Poszłam w jej ślady. Napar rozgrzewał i dodawał sił, czułam, jak nagromadzona złość zaczyna ze mnie parować.

– Mało kto jest tak wspaniałomyślny, żeby wybaczyć zdradę – przyznałam rację Tereni. – Jednak ochota do zemsty na ogół mija z latami. A osoba, o której mówię, hodowała urazę przez dwadzieścia parę lat.

– Uuu, rekordzistka – rozweseliła się Terenia.

– Przez ten czas wymyśliła kilka wariantów zemsty, i to w najdrobniejszych szczegółach. Kiedy przyszedł właściwy czas, była gotowa.

– Wobec tego to psychopatka – łatwo zmieniła zdanie Terenia. – Skąd ją znasz? – zainteresowała się.

– Jest moją pacjentką, jakżeby inaczej. Robię jej zastrzyki. Prywatnie, oczywiście.

Znali się od zawsze

Rozwinęłam kanapkę z opakowania, przyjrzałam jej się w zamyśleniu i doszłam do wniosku, że już nie jestem głodna. Zamiast tego napiłam się herbaty. Pacjent Tereni miał rację, rzeczywiście usuwała zmęczenie i dodawała sił.

– Nie jest psychopatką, tylko życie jej dokopało. Ma na imię Monika – ciągnęłam. – Jakiś czas temu skończyła pięćdziesiątkę, ale w życiu byś tego o niej nie powiedziała, wygląda dużo młodziej. Ładna z niej babeczka, a jednak nikogo sobie nie znalazła, po rozstaniu z Szymonem została sama jak palec.

– Może naprawdę go kochała? Wielką miłość trudno zastąpić.

– Dużo mi o nim opowiada, ale tego nie mówiła.

– Pewnie z nieśmiałości – rozrzewniła się nagle Terenia. – Opowiadaj dalej – zażądała.

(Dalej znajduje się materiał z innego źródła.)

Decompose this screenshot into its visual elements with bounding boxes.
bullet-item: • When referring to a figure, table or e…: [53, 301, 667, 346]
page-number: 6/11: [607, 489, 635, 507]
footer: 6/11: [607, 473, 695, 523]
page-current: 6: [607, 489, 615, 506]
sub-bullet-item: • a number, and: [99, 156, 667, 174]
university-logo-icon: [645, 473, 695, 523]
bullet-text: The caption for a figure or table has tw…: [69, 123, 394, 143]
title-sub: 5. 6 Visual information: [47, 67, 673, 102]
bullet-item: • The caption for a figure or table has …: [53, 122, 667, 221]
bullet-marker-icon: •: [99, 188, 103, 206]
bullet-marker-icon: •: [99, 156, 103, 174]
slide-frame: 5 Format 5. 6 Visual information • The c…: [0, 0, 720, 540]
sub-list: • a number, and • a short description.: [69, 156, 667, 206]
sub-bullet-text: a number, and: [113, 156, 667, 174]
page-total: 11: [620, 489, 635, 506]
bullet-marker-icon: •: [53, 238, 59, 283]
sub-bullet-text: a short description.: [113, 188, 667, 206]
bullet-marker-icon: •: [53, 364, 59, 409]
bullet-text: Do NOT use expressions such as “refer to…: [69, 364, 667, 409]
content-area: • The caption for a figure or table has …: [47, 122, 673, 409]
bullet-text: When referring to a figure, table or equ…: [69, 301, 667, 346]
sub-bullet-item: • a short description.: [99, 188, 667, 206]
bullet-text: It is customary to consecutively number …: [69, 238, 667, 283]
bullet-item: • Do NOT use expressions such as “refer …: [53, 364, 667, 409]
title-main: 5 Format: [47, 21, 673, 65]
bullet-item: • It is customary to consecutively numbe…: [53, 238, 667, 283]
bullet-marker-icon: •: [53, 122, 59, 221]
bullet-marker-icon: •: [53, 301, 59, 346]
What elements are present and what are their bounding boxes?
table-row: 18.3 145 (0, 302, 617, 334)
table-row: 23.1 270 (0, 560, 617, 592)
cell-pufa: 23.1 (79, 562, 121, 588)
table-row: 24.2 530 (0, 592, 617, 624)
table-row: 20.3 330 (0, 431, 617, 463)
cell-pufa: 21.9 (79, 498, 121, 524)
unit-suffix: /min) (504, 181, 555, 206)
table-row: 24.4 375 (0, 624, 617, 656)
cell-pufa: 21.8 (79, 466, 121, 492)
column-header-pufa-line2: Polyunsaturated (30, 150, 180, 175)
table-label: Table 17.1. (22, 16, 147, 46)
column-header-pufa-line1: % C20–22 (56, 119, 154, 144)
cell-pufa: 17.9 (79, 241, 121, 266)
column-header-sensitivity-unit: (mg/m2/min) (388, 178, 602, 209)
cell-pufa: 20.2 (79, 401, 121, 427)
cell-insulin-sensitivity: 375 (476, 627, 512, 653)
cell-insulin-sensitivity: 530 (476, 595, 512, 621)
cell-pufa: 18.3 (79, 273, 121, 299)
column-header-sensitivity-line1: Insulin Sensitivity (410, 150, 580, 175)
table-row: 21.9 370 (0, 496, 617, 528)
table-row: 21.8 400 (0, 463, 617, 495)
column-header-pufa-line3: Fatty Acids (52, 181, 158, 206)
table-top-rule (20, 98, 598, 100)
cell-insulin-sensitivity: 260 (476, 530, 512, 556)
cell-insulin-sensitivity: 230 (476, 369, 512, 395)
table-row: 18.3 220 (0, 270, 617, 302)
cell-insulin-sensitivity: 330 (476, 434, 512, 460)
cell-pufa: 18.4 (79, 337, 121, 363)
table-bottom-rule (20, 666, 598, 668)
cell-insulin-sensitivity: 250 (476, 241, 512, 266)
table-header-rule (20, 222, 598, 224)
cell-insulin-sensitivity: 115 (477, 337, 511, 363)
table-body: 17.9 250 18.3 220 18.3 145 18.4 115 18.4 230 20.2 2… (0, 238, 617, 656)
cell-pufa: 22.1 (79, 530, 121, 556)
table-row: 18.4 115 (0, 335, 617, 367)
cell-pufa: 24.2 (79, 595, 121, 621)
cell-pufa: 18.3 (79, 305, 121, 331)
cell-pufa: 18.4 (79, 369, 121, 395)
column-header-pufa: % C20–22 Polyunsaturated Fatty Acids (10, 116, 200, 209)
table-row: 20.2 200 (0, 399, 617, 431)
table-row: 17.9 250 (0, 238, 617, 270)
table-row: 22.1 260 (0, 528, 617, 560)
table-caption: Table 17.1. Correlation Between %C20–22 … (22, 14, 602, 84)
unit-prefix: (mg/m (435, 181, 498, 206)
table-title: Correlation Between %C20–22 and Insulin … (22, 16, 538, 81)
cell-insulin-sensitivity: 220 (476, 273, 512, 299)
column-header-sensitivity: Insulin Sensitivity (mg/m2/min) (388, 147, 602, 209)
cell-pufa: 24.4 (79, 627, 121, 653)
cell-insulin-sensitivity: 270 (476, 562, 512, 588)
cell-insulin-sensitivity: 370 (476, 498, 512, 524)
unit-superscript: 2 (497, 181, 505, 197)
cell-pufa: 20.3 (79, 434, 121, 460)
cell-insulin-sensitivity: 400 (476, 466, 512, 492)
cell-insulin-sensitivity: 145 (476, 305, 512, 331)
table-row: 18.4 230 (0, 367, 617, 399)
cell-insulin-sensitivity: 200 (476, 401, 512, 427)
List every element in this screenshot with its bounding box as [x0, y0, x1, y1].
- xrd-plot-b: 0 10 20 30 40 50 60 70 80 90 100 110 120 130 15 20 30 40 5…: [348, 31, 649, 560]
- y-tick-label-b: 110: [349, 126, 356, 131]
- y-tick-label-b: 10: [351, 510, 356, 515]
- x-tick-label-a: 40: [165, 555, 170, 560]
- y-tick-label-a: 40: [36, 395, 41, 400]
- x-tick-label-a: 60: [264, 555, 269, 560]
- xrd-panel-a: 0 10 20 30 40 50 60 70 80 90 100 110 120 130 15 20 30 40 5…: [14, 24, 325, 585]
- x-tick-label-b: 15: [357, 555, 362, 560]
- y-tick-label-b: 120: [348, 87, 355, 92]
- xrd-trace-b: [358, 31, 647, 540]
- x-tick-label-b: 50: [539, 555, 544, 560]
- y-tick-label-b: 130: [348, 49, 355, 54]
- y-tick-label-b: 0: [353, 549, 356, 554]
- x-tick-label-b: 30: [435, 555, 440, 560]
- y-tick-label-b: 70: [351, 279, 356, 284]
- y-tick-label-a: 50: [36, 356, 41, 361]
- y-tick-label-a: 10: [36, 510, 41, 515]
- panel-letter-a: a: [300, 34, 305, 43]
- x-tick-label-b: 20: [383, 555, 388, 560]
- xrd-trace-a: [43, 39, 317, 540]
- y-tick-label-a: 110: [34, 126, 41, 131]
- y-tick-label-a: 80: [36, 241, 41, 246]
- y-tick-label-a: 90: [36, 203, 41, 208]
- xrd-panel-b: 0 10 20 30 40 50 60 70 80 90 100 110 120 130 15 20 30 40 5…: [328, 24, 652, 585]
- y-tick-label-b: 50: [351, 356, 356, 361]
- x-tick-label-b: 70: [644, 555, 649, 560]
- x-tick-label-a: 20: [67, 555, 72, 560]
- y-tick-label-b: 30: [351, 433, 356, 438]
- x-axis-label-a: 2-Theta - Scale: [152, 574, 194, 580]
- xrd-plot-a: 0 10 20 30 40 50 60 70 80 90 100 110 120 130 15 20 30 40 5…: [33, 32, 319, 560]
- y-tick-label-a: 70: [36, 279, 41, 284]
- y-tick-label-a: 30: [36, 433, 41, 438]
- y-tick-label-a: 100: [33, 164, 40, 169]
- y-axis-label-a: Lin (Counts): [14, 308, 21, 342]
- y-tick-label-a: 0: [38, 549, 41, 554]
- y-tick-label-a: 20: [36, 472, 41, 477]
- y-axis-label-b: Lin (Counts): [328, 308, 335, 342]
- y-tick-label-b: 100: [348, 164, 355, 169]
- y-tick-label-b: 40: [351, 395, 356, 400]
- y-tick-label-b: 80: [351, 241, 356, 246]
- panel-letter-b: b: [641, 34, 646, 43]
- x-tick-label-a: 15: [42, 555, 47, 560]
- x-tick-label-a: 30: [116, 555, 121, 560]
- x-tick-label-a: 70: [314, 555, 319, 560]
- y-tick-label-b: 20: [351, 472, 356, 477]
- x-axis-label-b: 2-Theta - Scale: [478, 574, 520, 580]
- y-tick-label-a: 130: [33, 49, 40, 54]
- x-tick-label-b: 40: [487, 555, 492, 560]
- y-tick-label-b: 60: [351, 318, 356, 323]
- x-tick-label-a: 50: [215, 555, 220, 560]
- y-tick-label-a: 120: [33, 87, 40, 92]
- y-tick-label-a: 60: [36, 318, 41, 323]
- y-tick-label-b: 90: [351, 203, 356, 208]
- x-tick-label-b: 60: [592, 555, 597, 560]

– Monika i Szymon znali się od dziecka, ona mieszkała na pierwszym piętrze, on z rodzicami na drugim. Nie zwracali na siebie uwagi, miłość wybuchła dopiero na balu maturalnym, na który Szymon z łaski zgodził się towarzyszyć Monice, która akurat nie miała chłopaka. Chemia zadziałała, wrócili do domu już jako para.

Zaczęłam streszczać jej całą historię życia pacjentki.

– Chodzili ze sobą, jak się wtedy mówiło, prawie trzy lata, mieli się pobrać, kiedy Szymon skończy studia. Na palcu Moniki błyszczał okazały pierścionek, a ona chodziła dumna jak paw, świecąc w oczy złotem mniej szczęśliwym koleżankom. A było co pokazywać… Widziałam ten zaręczynowy klejnot, Monika zachowała go. Mówię ci, okazała lokatówka.

– Ze ślubu nic nie wyszło? – spytała Terenia.

– Szymon wyjechał do Szwecji na saksy i już nie wrócił. Napisał do Moniki list, że przeprasza, ale zbyt pochopnie zdecydował się na wspólne z nią życie, jest na to zbyt młody, nie czuje się dojrzały, takie tam dyrdymały. Przepraszał, że ją zawiódł, ale jak napisał, lepiej wcześniej niż później. Życzył jej szczęścia, zapewniał, że znajdzie lepszego faceta niż on…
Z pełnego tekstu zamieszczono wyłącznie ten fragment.